Usually it is easier to produce systems change through advocacy with a group that has related advocacy goals. It is easier to destabilize a weak constraint in the system if there are several similar but somewhat different ways for the system to lose control of the destabilized constraint. A standard model of this process might involve eliminating a segregated classroom by arguing that each student in the class has a right to an integrated educational experience and doing this through a group collaboration.
Each student can pursue a separate action to move to an inclusive environment, since the typical reason why a system would segregate a group of students is to reduce the costs of similar supports for these different students. If the system loses even one of these advocacy initiatives, they will have to provide the supports outside the cheap classroom, and they will have to absorb the cost of the hearings that advocacy triggers. So, 6 students can mean 6 hearings, six separate hearing costs (maybe $20,000 each). It is cheaper in the long run to develop a model that provides the supports that would be ordered in a hearing result.
Also, systems have developed methods to isolate single family advocacy efforts by demeaning their competence, educational knowledge, purposes, impact on other students, and so on. These tools are far less usable when there is a group of similar advocacy efforts.

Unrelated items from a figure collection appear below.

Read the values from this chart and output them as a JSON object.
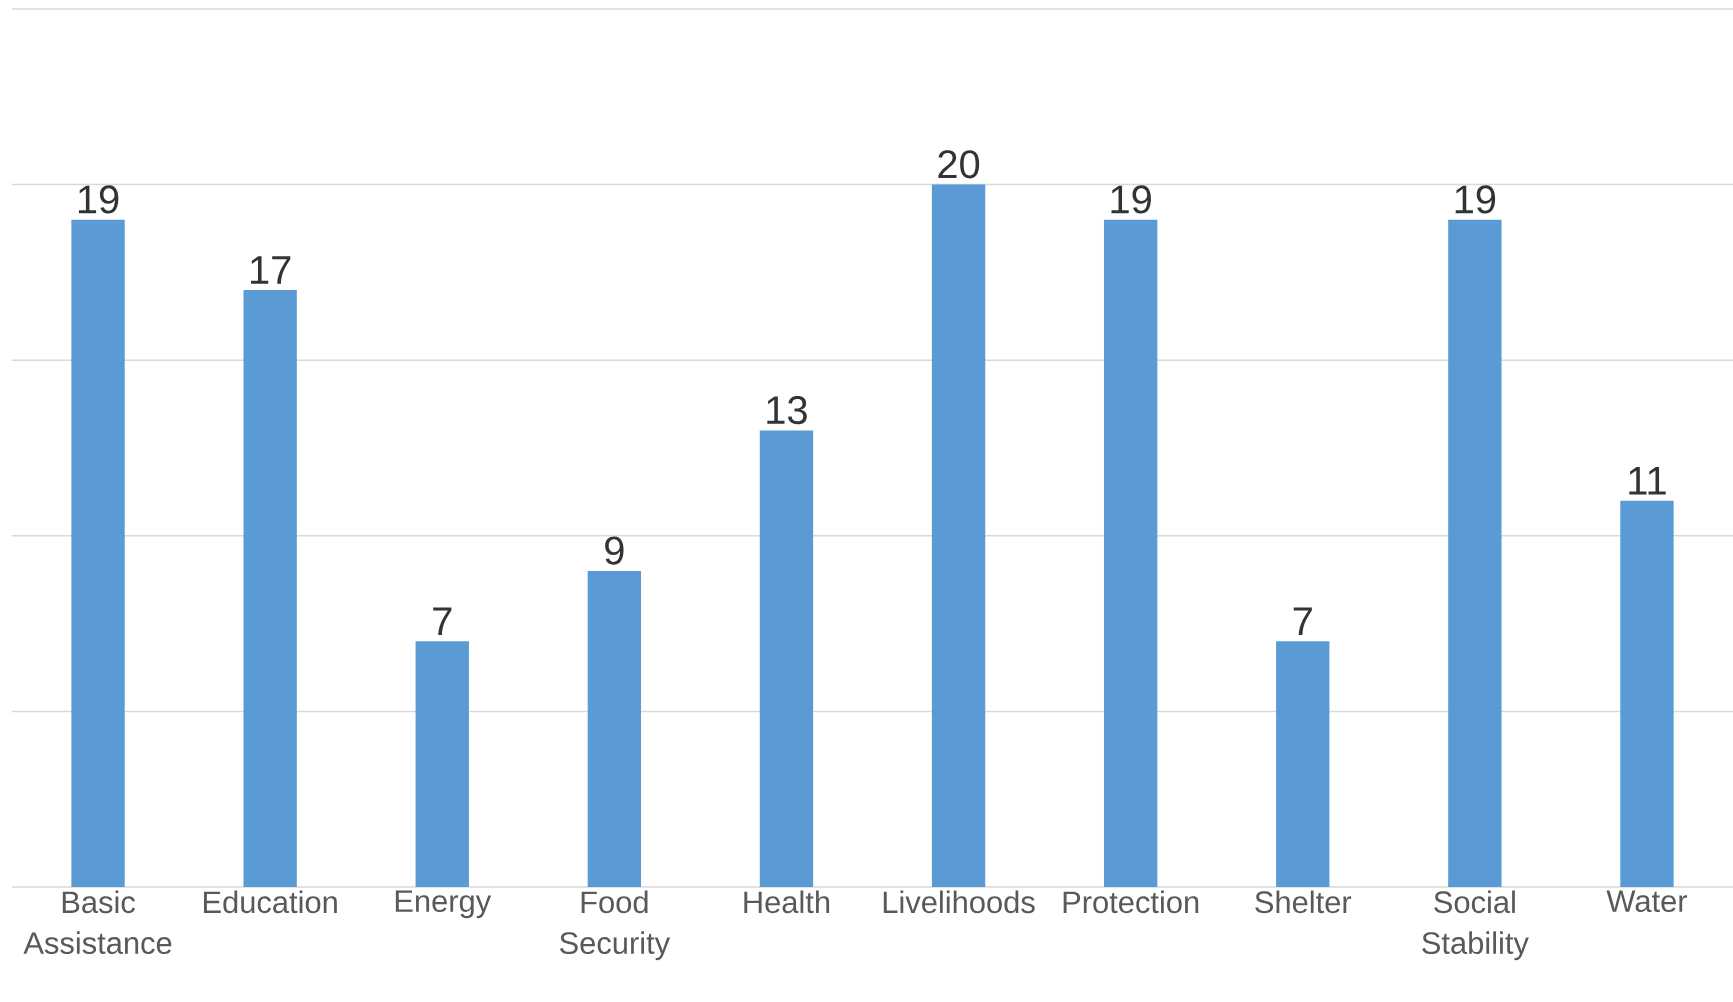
{
  "chart_data": {
    "type": "bar",
    "categories": [
      "Basic Assistance",
      "Education",
      "Energy",
      "Food Security",
      "Health",
      "Livelihoods",
      "Protection",
      "Shelter",
      "Social Stability",
      "Water"
    ],
    "values": [
      19,
      17,
      7,
      9,
      13,
      20,
      19,
      7,
      19,
      11
    ],
    "color": "#5b9bd5",
    "ylim": [
      0,
      25
    ],
    "yticks": [
      {
        "value": 0,
        "label": null
      },
      {
        "value": 5,
        "label": null
      },
      {
        "value": 10,
        "label": null
      },
      {
        "value": 15,
        "label": null
      },
      {
        "value": 20,
        "label": null
      },
      {
        "value": 25,
        "label": null
      }
    ],
    "tick_labels": "x",
    "grid": "y",
    "data_labels": true
  }
}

A group with a common purpose forms a temporary complex adaptive system (CAS). This purpose is the governing constraint and frames a set of possibilities that the group will explore as it moves toward a valued outcome in their work.
In addition, a group with a purpose can more easily pursue destabilization of many additional weak constraints that are part of the system. Political activities, public relations, educational initiatives, public policy planning, and many other possibilities for advocacy are much more feasible in a group.